Catégorie : Stagiaire


Laboratory: U2IS, ENSTA Paris & LIX, Ecole Polytechnique

The intern will be part of the laboratory U2IS of ENSTA Paris and will collaborate with LIX, Ecole Polytechnique

Duration: 6 months, flexible dates

Contact : NGUYEN Sao Mai : nguyensmai@gmail.com

Context: Fully autonomous robots have the potential to impact real-life applications, like assisting elderly people. Autonomous robots must deal with uncertain and continuously changing environments, where it is not possible to program the robot tasks.

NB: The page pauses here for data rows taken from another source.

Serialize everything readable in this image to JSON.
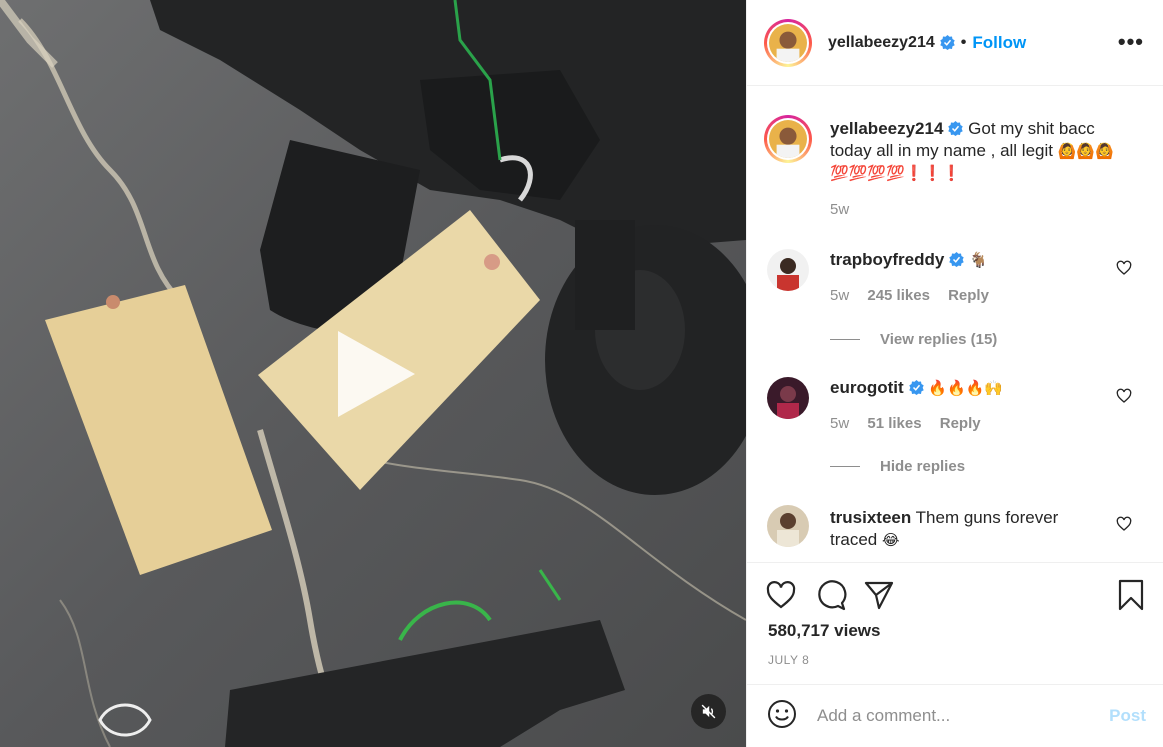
{
  "header": {
    "username": "yellabeezy214",
    "separator": "•",
    "follow_label": "Follow",
    "more_label": "•••"
  },
  "caption": {
    "username": "yellabeezy214",
    "text": "Got my shit bacc today all in my name , all legit",
    "emojis": "🙆🙆🙆💯💯💯💯❗❗❗",
    "time": "5w"
  },
  "comments": [
    {
      "username": "trapboyfreddy",
      "verified": true,
      "text": "",
      "emojis": "🐐",
      "time": "5w",
      "likes": "245 likes",
      "reply_label": "Reply",
      "replies_toggle": "View replies (15)"
    },
    {
      "username": "eurogotit",
      "verified": true,
      "text": "",
      "emojis": "🔥🔥🔥🙌",
      "time": "5w",
      "likes": "51 likes",
      "reply_label": "Reply",
      "replies_toggle": "Hide replies"
    },
    {
      "username": "trusixteen",
      "verified": false,
      "text": "Them guns forever traced",
      "emojis": "😂"
    }
  ],
  "stats": {
    "views": "580,717 views",
    "date": "JULY 8"
  },
  "add_comment": {
    "placeholder": "Add a comment...",
    "post_label": "Post"
  },
  "icons": {
    "verified": "verified-badge-icon",
    "like": "heart-icon",
    "comment": "comment-bubble-icon",
    "share": "paper-plane-icon",
    "save": "bookmark-icon",
    "emoji": "smiley-icon",
    "mute": "speaker-muted-icon",
    "play": "play-icon"
  },
  "colors": {
    "link_blue": "#0095f6",
    "muted_gray": "#8e8e8e",
    "verified_blue": "#3897f0",
    "post_disabled": "#b2dffc"
  }
}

Instead, the robot must continuously learn new tasks and how to perform more complex tasks combining simpler ones (i.e., a task hierarchy). This problem is called lifelong learning of hierarchical tasks.

 

Hierarchical Reinforcement Learning (HRL) is a recent approach for learning to solve long and complex tasks by decomposing them into simpler subtasks. HRL could be regarded as an extension of the standard Reinforcement Learning (RL) setting as it features high-level agents selecting subtasks to perform and low-level agents learning actions or policies to achieve them. We recently proposed a HRL algorithm, GARA (Goal Abstraction via Reachability Analysis), that aims to learn an abstract model of the subgoals of the hierarchical task.

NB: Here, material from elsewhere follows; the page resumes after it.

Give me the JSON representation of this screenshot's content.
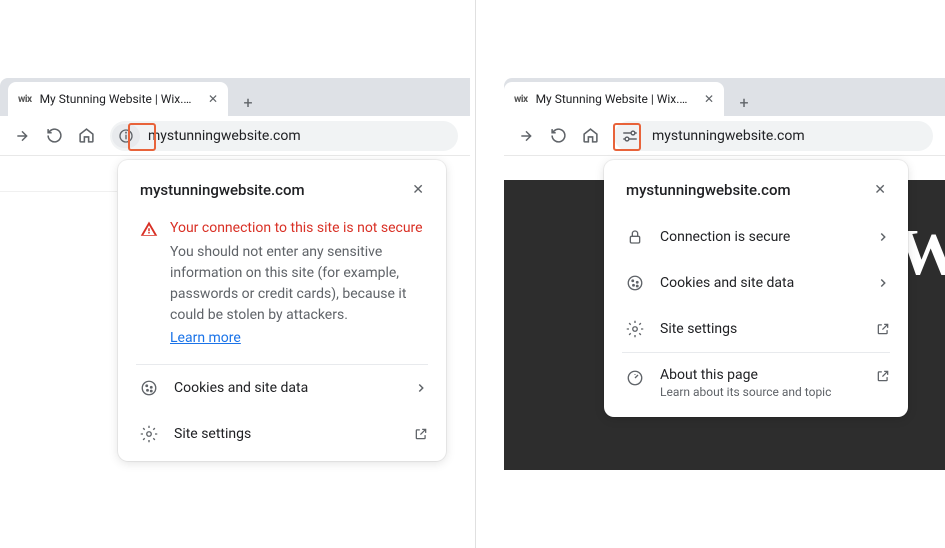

However, HRL can still be limited when faced with the states with high dimension and the real-world open-ended environment. Introducing a human teacher to Reinforcement Learning algorithms has been shown to bootstrap the learning performance. Moreover, active imitation learners such as in [1] have shown that they can strategically choose the most useful questions to ask to a human teacher : they can choose, who, when, what and whom to ask for demonstrations [2,3].

This internship’s goal is to explore how active imitation can improve the algorithm GARA. The intuition in this context is that human demonstrations can be used to determine the structure of the task (ie. which subtasks need to be achieved) as well as determining a planning strategy to solve it (ie. the order of achieving subtasks).

During this internship we will :

  • Study the relevant state-of-art and make a research hypothesis about the usefulness of introducing human demonstrations into the considered HRL algorithm.
  • Design and implement a component to learn from human demonstrations in GARA.
  • Conduct an experimental evaluation to assess the research hypothesis.

The intern is expected to also collaborate with a PhD student whose work is closely related to this topic.

References:

[1] Cakmak, M., DePalma, N., Thomaz, A. L., and Arriaga, R. (2009). Effects of Social Exploration Mechanisms on Robot Learning. (IEEE) International Symposium on Robot and Human Interactive Communication(128--134).
[2] Duminy, N., Nguyen, S. M., and Duhaut, D. (2019). Learning a Set of Interrelated Tasks by Using a Succession of Motor Policies for a Socially Guided Intrinsically Motivated Learner. Frontiers in Neurorobotics, 12(87).

[3] Nguyen, S. M. and Oudeyer, P.-Y. (2012). Active choice of teachers, learning strategies and goals for a socially guided intrinsic motivation learner. Paladyn Journal of Behavioural Robotics, 3(3)(136-146). SP Versita.